MANILA, Philippines (AP) — A naval drill that Japan and the Philippines will hold in the South China Sea this week should not be a cause for concern for China, which is embroiled in territorial disputes with the two countries, the Philippine navy chief said Sunday.

Vice Admiral Jesus Millan said the joint exercise on Tuesday will practice the Code for Unplanned Encounters at Sea developed by western Pacific navies, including China, for the safety of vessels meeting at sea. The two navies will also practice on-ship helicopter operations and cross-deck training, and discuss naval practices.

Asked if the joint exercise has anything to do with the South China Sea dispute, Millena said "none, that is for safety purposes, just to avoid encounters at sea, unusual incidents."

Navy spokesman Commander Lued Lincuna said Saturday that the exercise would be held in South China Sea waters between Manila and Subic Bay as two visiting Japanese ships head back to Japan. The Japanese destroyers Harusame and Amigiri arrived Saturday at the Manila South Harbor with 600 sailors on board.

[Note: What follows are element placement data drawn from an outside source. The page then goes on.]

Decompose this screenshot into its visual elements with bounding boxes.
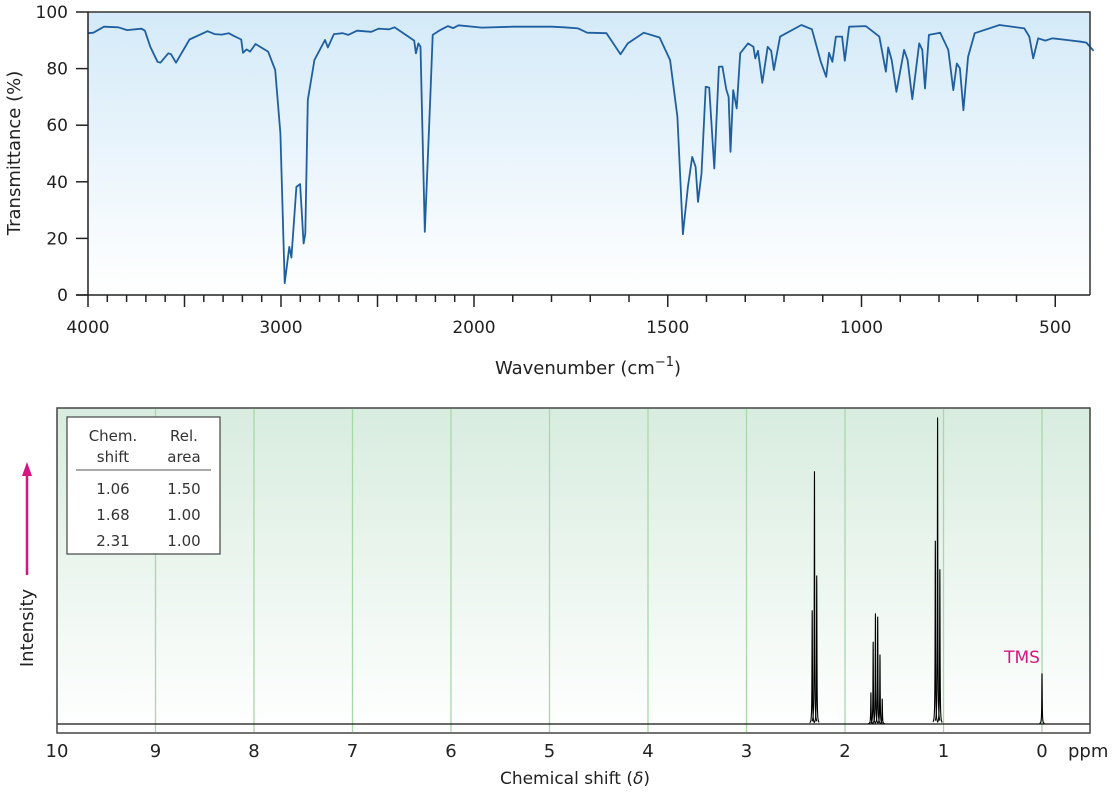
ir-x-tick-label: 2000 [452,318,495,338]
nmr-peak-line [813,575,820,723]
nmr-x-tick-label: 5 [544,741,555,762]
nmr-multiplet [932,417,943,723]
ir-transmittance-line [87,24,1095,284]
ir-y-tick-label: 20 [46,229,68,249]
table-header-shift-1: Chem. [89,427,138,445]
table-cell: 2.31 [96,532,129,550]
ir-x-tick-label: 4000 [66,318,109,338]
nmr-peaks [809,417,1045,725]
nmr-x-tick-label: 4 [642,741,653,762]
table-cell: 1.50 [167,480,200,498]
ir-y-tick-label: 0 [57,286,68,306]
nmr-x-axis-label: Chemical shift (δ) [500,769,650,789]
ir-x-tick-label: 500 [1039,318,1071,338]
nmr-peak-line [1039,673,1045,724]
table-cell: 1.06 [96,480,129,498]
ir-plot-frame [88,11,1091,295]
table-header-area-2: area [167,448,200,466]
nmr-x-tick-label: 9 [150,741,161,762]
table-header-shift-2: shift [97,448,130,466]
ir-x-tick-label: 1500 [646,318,689,338]
nmr-x-tick-label: 10 [46,741,69,762]
nmr-peak-line [879,698,885,725]
ir-x-tick-label: 1000 [840,318,883,338]
nmr-peak-line [872,613,879,724]
nmr-plot-area [57,408,1090,733]
nmr-x-tick-label: 1 [938,741,949,762]
ir-spectrum-chart: 4000 3000 2000 1500 1000 500 0 20 40 60 80 100 Tran… [4,3,1095,379]
nmr-multiplet [809,471,820,724]
nmr-x-tick-label: 7 [347,741,358,762]
nmr-peak-line [868,692,874,725]
nmr-spectrum-chart: 10 9 8 7 6 5 4 3 2 1 0 ppm Chemical shift (δ) Inte… [17,407,1108,789]
ir-y-tick-label: 100 [36,3,68,23]
nmr-x-unit: ppm [1068,741,1108,762]
nmr-peak-line [932,540,939,723]
table-cell: 1.00 [167,506,200,524]
ir-y-tick-label: 80 [46,60,68,80]
table-cell: 1.00 [167,532,200,550]
ir-y-tick-label: 60 [46,116,68,136]
ir-y-axis-label: Transmittance (%) [4,71,25,237]
table-cell: 1.68 [96,506,129,524]
ir-plot-area [88,12,1090,295]
nmr-axis-tick-labels: 10 9 8 7 6 5 4 3 2 1 0 [46,741,1048,762]
ir-y-tick-label: 40 [46,173,68,193]
nmr-peak-line [937,569,943,723]
ir-axis-ticks: 4000 3000 2000 1500 1000 500 0 20 40 60 80 100 [36,3,1072,338]
nmr-x-tick-label: 2 [839,741,850,762]
nmr-peak-line [870,641,876,724]
nmr-y-axis-label: Intensity [17,588,38,667]
peak-table: Chem. shift Rel. area 1.06 1.50 1.68 1.0… [66,416,221,555]
peak-table-box [66,416,221,555]
nmr-x-tick-label: 6 [445,741,456,762]
ir-x-tick-label: 3000 [259,318,302,338]
nmr-plot-frame [56,407,1091,734]
ir-x-axis-label: Wavenumber (cm−1) [495,355,681,379]
nmr-x-tick-label: 0 [1036,741,1047,762]
nmr-peak-line [809,610,816,724]
nmr-x-tick-label: 3 [741,741,752,762]
nmr-x-tick-label: 8 [248,741,259,762]
nmr-multiplet [868,613,885,725]
intensity-arrow-icon [22,462,32,575]
table-header-area-1: Rel. [170,427,198,445]
nmr-multiplet [1039,673,1045,724]
tms-annotation: TMS [1003,648,1040,668]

Lincuna said the drill will be held far from Scarborough Shoal, called Huangyan Island by Beijing, which Chinese ships took control of in 2012 after a two-month standoff with Philippine government vessels. Scarborough is 230 kilometers (143 miles) west of northwestern Zambales province and Filipino officials say it's within the country's 200-nautical-mile (370-kilometer) exclusive economic zone.

China is locked in territorial disputes with the Philippines in the South China Sea and with Japan over the Senkaku Islands in the East China Sea.